Native GPU vs native 16-thread CPU: ~190×. In-browser, GPU steady-state vs single-thread WASM (937 ms @ 8 spp, same run): ~260×. That's the whole pitch in one table: the same function, and you choose the hardware.

Reproduce

cargo install --locked --git https://github.com/Rust-GPU/rust-gpu cargo-gpu  # NOT crates.io (stub!)
rustup set auto-self-update disable
cargo gpu build --shader-crate gpu/shaders --output-dir gpu/shaders/spv --auto-install-rust-toolchain
cd gpu
cargo test -p gpu-shared                    # CPU truth
cargo run -p runner-cpu --release           # CPU render -> out-cpu.ppm
cargo run -p runner-native --release        # GPU verify (add --naga for naga path)
cargo run -p bench --release                # the benchmark -> bench-results.json
.\web\build.ps1                             # web demo -> gpu/web/
python -m http.server 8123 -d web           # then open http://localhost:8123

Toolchain gotchas (all hit for real, all documented with fixes in ../research/rust-gpu-kernel-cheatsheet.md): crates.io cargo-gpu is a fake stub; glam must be lockfile-unified to 0.30.x; no checked_* arithmetic on SPIR-V; rustup self-update race on first install; wgpu 29 API drift.

Caveats

  • One GPU, one driver, one OS. Alpha toolchain, pinned everything (see versions above).
  • Hand-WGSL twins are idiomatic but not heroically optimized; neither is the Rust.
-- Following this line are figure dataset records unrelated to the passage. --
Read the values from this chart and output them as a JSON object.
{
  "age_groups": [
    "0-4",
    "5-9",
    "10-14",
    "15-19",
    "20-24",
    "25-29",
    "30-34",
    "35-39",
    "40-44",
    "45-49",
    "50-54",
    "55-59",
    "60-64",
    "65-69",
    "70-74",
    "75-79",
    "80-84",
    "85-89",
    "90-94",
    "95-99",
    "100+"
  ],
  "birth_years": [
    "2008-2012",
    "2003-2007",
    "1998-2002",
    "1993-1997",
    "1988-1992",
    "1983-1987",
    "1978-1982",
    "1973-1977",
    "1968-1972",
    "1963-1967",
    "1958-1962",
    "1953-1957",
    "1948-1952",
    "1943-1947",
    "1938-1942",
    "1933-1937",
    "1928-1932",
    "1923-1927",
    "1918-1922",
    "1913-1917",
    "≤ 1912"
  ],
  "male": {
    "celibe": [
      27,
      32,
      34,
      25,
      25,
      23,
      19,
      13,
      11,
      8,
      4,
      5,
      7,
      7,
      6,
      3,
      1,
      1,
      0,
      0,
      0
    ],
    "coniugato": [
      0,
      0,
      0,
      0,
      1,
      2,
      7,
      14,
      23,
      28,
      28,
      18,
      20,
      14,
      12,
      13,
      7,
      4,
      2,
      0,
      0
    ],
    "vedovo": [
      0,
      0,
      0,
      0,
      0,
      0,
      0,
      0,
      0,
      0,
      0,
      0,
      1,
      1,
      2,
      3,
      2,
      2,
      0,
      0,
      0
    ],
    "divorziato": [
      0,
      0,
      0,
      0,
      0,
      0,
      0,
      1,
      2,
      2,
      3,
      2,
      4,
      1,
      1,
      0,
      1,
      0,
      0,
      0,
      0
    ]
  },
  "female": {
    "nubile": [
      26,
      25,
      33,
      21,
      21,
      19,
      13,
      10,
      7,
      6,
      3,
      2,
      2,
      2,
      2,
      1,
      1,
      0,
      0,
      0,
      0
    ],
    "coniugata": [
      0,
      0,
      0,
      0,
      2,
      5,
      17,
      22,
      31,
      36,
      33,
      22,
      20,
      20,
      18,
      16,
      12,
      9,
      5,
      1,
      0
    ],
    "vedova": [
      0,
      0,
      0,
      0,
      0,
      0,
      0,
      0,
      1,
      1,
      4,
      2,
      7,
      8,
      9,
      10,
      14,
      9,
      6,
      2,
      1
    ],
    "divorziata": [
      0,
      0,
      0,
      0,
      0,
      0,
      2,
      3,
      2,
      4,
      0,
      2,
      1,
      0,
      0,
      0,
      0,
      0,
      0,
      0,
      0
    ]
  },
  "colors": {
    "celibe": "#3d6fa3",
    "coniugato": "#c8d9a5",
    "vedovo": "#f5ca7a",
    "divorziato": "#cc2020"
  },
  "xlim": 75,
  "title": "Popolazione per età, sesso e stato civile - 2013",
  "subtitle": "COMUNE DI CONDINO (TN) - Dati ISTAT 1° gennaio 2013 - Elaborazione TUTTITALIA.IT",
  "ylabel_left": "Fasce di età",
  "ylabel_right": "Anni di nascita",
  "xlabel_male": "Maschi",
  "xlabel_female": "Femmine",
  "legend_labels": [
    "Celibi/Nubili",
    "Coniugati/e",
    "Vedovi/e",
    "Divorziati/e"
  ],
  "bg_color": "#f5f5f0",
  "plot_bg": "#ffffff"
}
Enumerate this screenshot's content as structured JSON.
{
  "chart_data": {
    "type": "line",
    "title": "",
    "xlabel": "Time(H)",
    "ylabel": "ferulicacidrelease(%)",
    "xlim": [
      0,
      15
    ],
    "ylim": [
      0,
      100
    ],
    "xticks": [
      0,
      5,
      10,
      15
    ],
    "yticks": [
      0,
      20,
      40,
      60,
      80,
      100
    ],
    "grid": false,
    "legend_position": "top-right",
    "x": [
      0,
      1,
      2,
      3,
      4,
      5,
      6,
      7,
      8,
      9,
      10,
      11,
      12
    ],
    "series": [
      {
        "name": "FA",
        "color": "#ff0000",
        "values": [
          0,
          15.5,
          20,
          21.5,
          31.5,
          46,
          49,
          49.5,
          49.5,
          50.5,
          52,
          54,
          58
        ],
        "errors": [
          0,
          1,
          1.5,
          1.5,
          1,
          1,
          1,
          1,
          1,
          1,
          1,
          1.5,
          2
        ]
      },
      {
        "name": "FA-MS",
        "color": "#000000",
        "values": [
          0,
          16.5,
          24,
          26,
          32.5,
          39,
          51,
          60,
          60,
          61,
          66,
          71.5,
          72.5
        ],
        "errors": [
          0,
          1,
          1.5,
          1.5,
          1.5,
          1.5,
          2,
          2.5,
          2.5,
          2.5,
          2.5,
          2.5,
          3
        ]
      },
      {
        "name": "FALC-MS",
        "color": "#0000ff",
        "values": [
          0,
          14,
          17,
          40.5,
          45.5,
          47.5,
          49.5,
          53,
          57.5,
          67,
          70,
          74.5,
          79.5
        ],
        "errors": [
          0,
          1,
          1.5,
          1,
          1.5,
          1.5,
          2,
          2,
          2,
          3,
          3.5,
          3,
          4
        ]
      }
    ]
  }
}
The comparison measures codegen, not optimization effort.
  • rustgpu-naga is a proxy for the WebGPU path measured on the Vulkan backend; in-browser absolute numbers will differ (browser WebGPU adds its own validation).
  • Render CPU/GPU comparison is statistical by necessity (documented above).